The Widows of Broome (Inspector Napoleon Bonaparte #13) by Arthur W. Upfield

‘Situated on the barren, inhospitable coast of the north-west of Australia, Broome’s only excuse for existence is pearl shell.’

Detective-Inspector Bonaparte (Bony) arrives in Broome after two well-to-do widows are murdered by strangulation. The murderer has apparently left no clues, the local police are shorthanded, and the town is on edge. Bony, posing as a visiting psychiatrist, has barely started his investigation when a third widow is murdered. But this time, the murderer may have been careless. Bony, with the help of Mr Dickenson, a colourful local character, starts to form a picture of the murderer. He is aided by footprints, three bundles of silk rags, and the sound of clicking teeth.

Time is running out: can Bony protect the remaining widows of Broome?
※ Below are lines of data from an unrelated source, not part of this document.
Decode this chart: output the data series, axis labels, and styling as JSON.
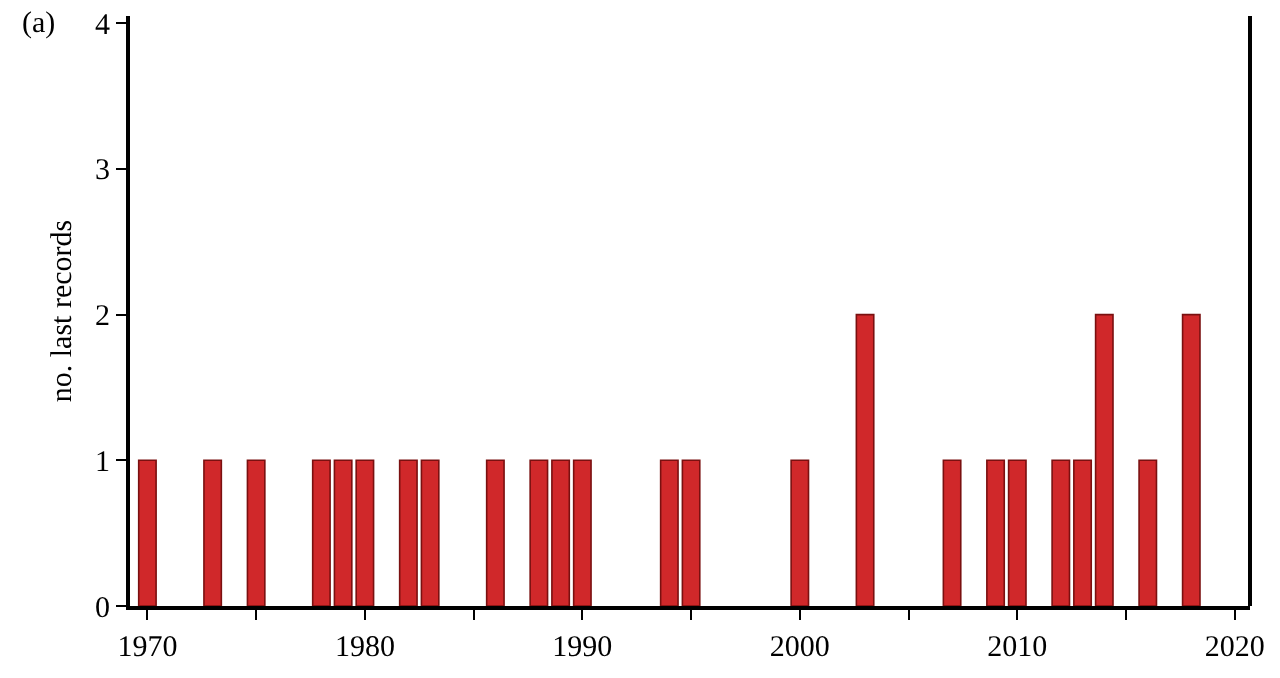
{
  "chart_data": {
    "type": "bar",
    "ylabel": "no. last records",
    "annotations": [
      "(a)"
    ],
    "color": "#d0282a",
    "x": [
      1970,
      1973,
      1975,
      1978,
      1979,
      1980,
      1982,
      1983,
      1986,
      1988,
      1989,
      1990,
      1994,
      1995,
      2000,
      2003,
      2007,
      2009,
      2010,
      2012,
      2013,
      2014,
      2016,
      2018
    ],
    "values": [
      1,
      1,
      1,
      1,
      1,
      1,
      1,
      1,
      1,
      1,
      1,
      1,
      1,
      1,
      1,
      2,
      1,
      1,
      1,
      1,
      1,
      2,
      1,
      2
    ],
    "xlim": [
      1969.2,
      2020.7
    ],
    "ylim": [
      0,
      4.05
    ],
    "xticks": [
      1970,
      {
        "value": 1975,
        "label": null
      },
      1980,
      {
        "value": 1985,
        "label": null
      },
      1990,
      {
        "value": 1995,
        "label": null
      },
      2000,
      {
        "value": 2005,
        "label": null
      },
      2010,
      {
        "value": 2015,
        "label": null
      },
      2020
    ],
    "yticks": [
      0,
      1,
      2,
      3,
      4
    ],
    "grid": false,
    "legend": false
  }
}
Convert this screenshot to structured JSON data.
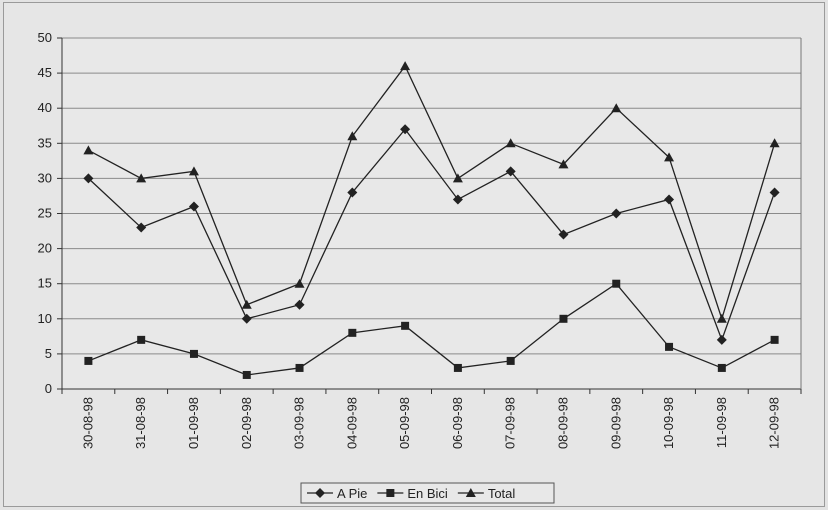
{
  "chart_data": {
    "type": "line",
    "title": "",
    "xlabel": "",
    "ylabel": "",
    "ylim": [
      0,
      50
    ],
    "yticks": [
      0,
      5,
      10,
      15,
      20,
      25,
      30,
      35,
      40,
      45,
      50
    ],
    "grid": true,
    "legend_position": "bottom",
    "categories": [
      "30-08-98",
      "31-08-98",
      "01-09-98",
      "02-09-98",
      "03-09-98",
      "04-09-98",
      "05-09-98",
      "06-09-98",
      "07-09-98",
      "08-09-98",
      "09-09-98",
      "10-09-98",
      "11-09-98",
      "12-09-98"
    ],
    "series": [
      {
        "name": "A Pie",
        "marker": "diamond",
        "color": "#222222",
        "values": [
          30,
          23,
          26,
          10,
          12,
          28,
          37,
          27,
          31,
          22,
          25,
          27,
          7,
          28
        ]
      },
      {
        "name": "En Bici",
        "marker": "square",
        "color": "#222222",
        "values": [
          4,
          7,
          5,
          2,
          3,
          8,
          9,
          3,
          4,
          10,
          15,
          6,
          3,
          7
        ]
      },
      {
        "name": "Total",
        "marker": "triangle",
        "color": "#222222",
        "values": [
          34,
          30,
          31,
          12,
          15,
          36,
          46,
          30,
          35,
          32,
          40,
          33,
          10,
          35
        ]
      }
    ]
  }
}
I enjoyed this clever, well-written murder mystery. I vaguely remember the Boney television series which ran for two seasons in the early 1970s. My mother was a big fan and read each of the novels. This is the first novel I have read, and I will look out for the others. Given the age of the novel, it is worth including this editorial note:

‘Part of the appeal of Arthur Upfield’s stories lies in their authentic portrayal of many aspects of outback Australian life in the 1930s and through into the 1950s. The dialogue, especially, is a faithful evocation of how people spoke. Hence, these books reflect and depict the attitudes and ways of speech, particularly with regard to Aborigines and to women, which were then commonplace.  In reprinting these books the publisher does not endorse the attitudes or opinions they express.’